Breckinridge: Statesman, Soldier, Symbol

by William C. Davis

From the publisher:
"A superbly written and judiciously documented account of one of America's most outstanding and least understood mid-nineteenth-century statesmen." — Pennsylvania History

"Breckinridge is superb biography. The research is definitive....More unusual in scholarly works, the writing is excellent, sometimes brilliant." — Georgia Historical Quarterly

"William C. Davis gives new prominence to a man who served his country as congressman, vice president, and senator before casting his lot with the Confederacy....a first-rate biography." — Journal of Southern History

At the age of thirty-five, John C. Breckinridge was the vice president of the United States. Later he came closest to defeating Abraham Lincoln for the presidency in 1860. In a short time he became secretary of war in the Confederate cabinet. This—the first—comprehensive biography of this remarkable man and his generation covers one of the most turbulent eras of the American past.

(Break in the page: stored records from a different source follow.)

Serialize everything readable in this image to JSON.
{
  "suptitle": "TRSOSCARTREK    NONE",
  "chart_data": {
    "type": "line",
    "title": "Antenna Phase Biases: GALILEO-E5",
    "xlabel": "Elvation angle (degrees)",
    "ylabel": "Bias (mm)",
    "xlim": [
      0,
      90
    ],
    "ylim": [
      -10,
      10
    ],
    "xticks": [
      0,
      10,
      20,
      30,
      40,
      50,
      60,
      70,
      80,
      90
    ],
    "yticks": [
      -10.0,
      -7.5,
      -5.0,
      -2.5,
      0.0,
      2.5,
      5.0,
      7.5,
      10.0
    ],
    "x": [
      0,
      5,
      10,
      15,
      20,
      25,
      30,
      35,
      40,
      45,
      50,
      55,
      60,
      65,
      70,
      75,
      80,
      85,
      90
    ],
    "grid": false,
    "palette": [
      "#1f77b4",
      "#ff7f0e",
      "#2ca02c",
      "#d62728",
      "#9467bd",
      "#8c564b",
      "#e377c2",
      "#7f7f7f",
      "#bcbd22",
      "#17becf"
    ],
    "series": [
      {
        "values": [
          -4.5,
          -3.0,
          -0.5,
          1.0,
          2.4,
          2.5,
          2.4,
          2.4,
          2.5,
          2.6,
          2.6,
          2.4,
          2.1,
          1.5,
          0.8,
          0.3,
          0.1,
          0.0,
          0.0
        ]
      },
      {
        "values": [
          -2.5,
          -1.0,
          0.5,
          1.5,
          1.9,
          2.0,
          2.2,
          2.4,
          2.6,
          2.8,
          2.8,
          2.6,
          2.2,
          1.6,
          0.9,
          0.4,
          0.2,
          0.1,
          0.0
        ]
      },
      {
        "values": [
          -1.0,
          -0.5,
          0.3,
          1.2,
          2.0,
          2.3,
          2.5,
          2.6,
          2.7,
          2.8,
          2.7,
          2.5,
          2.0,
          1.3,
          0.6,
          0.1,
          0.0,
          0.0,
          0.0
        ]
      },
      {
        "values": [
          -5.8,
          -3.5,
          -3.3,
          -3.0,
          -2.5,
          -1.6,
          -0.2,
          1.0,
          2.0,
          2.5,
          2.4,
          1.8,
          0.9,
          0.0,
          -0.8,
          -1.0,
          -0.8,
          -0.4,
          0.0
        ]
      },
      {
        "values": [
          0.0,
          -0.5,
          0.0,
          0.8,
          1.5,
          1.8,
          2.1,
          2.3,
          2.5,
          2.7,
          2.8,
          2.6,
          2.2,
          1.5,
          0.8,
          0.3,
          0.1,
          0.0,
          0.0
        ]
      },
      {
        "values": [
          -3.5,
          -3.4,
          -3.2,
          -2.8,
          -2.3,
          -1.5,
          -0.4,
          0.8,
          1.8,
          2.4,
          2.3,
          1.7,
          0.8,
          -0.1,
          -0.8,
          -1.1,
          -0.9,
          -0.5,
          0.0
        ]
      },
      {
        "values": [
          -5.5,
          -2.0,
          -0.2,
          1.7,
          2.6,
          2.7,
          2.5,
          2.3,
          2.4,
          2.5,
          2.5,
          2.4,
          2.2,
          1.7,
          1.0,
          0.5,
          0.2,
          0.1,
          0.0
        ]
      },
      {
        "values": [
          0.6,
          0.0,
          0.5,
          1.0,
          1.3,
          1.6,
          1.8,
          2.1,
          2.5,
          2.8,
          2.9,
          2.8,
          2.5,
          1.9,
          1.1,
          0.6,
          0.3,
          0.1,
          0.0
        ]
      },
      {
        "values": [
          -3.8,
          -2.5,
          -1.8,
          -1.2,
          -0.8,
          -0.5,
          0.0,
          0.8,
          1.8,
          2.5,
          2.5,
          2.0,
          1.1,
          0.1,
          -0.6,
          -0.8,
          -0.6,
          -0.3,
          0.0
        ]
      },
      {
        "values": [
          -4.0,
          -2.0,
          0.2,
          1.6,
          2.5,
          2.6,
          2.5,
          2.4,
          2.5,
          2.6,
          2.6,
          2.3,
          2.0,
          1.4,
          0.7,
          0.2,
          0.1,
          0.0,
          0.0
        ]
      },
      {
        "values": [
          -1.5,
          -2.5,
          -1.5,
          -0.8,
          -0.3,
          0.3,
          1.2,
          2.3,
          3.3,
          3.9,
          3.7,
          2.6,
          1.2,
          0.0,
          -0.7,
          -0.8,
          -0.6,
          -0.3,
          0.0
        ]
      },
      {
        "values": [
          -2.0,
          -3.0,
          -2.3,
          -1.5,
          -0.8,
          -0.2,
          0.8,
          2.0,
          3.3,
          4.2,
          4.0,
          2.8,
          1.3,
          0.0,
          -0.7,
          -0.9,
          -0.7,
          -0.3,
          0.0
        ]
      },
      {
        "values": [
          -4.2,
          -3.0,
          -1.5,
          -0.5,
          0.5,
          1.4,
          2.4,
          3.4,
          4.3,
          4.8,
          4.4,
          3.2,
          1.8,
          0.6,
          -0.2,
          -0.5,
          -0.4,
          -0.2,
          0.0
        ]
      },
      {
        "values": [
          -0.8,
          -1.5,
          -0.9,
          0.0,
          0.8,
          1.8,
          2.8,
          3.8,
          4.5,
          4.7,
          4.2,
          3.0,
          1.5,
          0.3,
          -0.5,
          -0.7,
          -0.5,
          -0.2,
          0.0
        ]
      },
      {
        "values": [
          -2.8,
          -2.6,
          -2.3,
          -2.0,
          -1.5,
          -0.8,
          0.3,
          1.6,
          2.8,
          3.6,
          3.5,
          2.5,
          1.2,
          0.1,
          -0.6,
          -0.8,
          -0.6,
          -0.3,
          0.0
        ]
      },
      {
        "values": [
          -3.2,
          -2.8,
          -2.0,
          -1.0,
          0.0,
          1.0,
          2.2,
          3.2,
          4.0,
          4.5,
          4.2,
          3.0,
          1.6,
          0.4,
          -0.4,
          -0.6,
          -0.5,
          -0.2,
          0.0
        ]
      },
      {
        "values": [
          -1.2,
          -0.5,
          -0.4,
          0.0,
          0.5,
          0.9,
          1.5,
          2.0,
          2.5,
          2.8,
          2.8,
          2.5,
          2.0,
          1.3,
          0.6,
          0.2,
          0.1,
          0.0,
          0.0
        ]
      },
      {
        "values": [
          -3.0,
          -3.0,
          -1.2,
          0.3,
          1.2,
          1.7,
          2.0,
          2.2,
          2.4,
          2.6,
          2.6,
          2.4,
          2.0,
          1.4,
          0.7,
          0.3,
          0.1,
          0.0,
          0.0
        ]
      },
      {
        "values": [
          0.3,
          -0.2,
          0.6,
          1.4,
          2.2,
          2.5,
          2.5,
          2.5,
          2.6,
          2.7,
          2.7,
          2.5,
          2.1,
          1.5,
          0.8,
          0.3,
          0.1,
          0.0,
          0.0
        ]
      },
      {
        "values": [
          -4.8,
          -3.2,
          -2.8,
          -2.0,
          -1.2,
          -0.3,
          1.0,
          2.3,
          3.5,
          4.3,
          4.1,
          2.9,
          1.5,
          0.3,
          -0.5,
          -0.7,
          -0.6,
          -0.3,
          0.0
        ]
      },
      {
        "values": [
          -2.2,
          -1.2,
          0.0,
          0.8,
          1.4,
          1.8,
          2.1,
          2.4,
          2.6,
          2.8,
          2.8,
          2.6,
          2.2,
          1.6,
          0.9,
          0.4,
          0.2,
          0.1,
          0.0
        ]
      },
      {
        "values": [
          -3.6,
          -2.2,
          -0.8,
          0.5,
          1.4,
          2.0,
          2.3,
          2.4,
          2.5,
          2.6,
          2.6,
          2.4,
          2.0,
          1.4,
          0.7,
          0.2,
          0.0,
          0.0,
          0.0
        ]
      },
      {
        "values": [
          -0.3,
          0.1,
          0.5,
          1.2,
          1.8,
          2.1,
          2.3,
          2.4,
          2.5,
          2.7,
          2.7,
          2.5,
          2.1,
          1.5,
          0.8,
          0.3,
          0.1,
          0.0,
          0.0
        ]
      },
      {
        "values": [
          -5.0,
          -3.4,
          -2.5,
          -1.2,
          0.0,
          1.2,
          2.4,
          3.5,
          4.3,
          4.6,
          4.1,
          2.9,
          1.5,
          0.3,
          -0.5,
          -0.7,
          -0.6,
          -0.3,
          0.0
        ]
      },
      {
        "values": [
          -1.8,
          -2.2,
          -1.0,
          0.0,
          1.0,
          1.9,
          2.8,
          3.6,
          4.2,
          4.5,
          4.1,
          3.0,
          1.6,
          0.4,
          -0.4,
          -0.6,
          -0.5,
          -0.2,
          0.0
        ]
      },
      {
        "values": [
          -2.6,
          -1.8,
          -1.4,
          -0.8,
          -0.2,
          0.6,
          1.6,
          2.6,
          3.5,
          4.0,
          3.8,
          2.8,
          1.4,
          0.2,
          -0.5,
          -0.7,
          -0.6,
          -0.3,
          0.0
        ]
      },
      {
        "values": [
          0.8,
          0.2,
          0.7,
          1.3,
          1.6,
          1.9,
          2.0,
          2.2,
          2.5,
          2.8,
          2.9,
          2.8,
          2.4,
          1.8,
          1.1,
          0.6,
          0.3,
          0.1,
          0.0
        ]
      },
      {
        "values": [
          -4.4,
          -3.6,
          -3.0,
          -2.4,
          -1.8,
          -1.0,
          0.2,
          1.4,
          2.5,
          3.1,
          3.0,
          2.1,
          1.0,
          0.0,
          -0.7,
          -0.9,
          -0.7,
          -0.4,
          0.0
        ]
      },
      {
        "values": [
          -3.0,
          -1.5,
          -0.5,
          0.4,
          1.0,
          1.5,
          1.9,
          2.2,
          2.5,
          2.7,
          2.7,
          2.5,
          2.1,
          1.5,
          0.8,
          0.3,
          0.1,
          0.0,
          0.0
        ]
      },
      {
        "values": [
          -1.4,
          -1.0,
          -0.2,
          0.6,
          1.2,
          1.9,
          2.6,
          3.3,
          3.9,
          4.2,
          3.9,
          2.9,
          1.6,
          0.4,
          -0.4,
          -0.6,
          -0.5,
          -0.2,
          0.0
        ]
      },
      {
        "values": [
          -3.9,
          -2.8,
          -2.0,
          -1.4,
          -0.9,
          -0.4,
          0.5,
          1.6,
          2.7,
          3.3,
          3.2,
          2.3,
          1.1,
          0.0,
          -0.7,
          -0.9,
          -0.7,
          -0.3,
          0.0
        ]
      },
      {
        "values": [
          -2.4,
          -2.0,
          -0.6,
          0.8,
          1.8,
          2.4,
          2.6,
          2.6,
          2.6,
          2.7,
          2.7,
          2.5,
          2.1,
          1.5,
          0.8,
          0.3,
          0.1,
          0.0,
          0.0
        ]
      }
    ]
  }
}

Breckinridge was a Kentucky lawyer and veteran of the Mexican War when he was elected to the state legislature in 1849. Soon thereafter he was elected to Congress and in 1865 became James Buchanan's running mate. After his defeat by Lincoln in the 1860 election, he took his seat in the Senate and supported the Union on the question of secession. Because he opposed most of Lincoln's other policies, he was considered dangerous. When Lincoln ordered him arrested, even though no charges had been brought against him, Breckinridge escaped to the South and joined the Confederate army as a brigadier general. Later he was appointed secretary of war by Jefferson Davis.

Prominent in every field he entered, Breckinridge was a leading statesman and soldier. As a moderate and an earnest supporter of compromise, he became the symbol of peaceful reconciliation between the states after the Civil War.

WILLIAM C. DAVIS is the author of many books, including Battle at Bull Run: A History of the First Major Campaign of the Civil War; The Battle of New Market; Duel Between the First Ironclads; The Orphan Brigade: The Kentucky Confederates Who Couldn't Go Home; and Jefferson Davis: The Man and His Hour. He is a professor of history at Virginia Tech.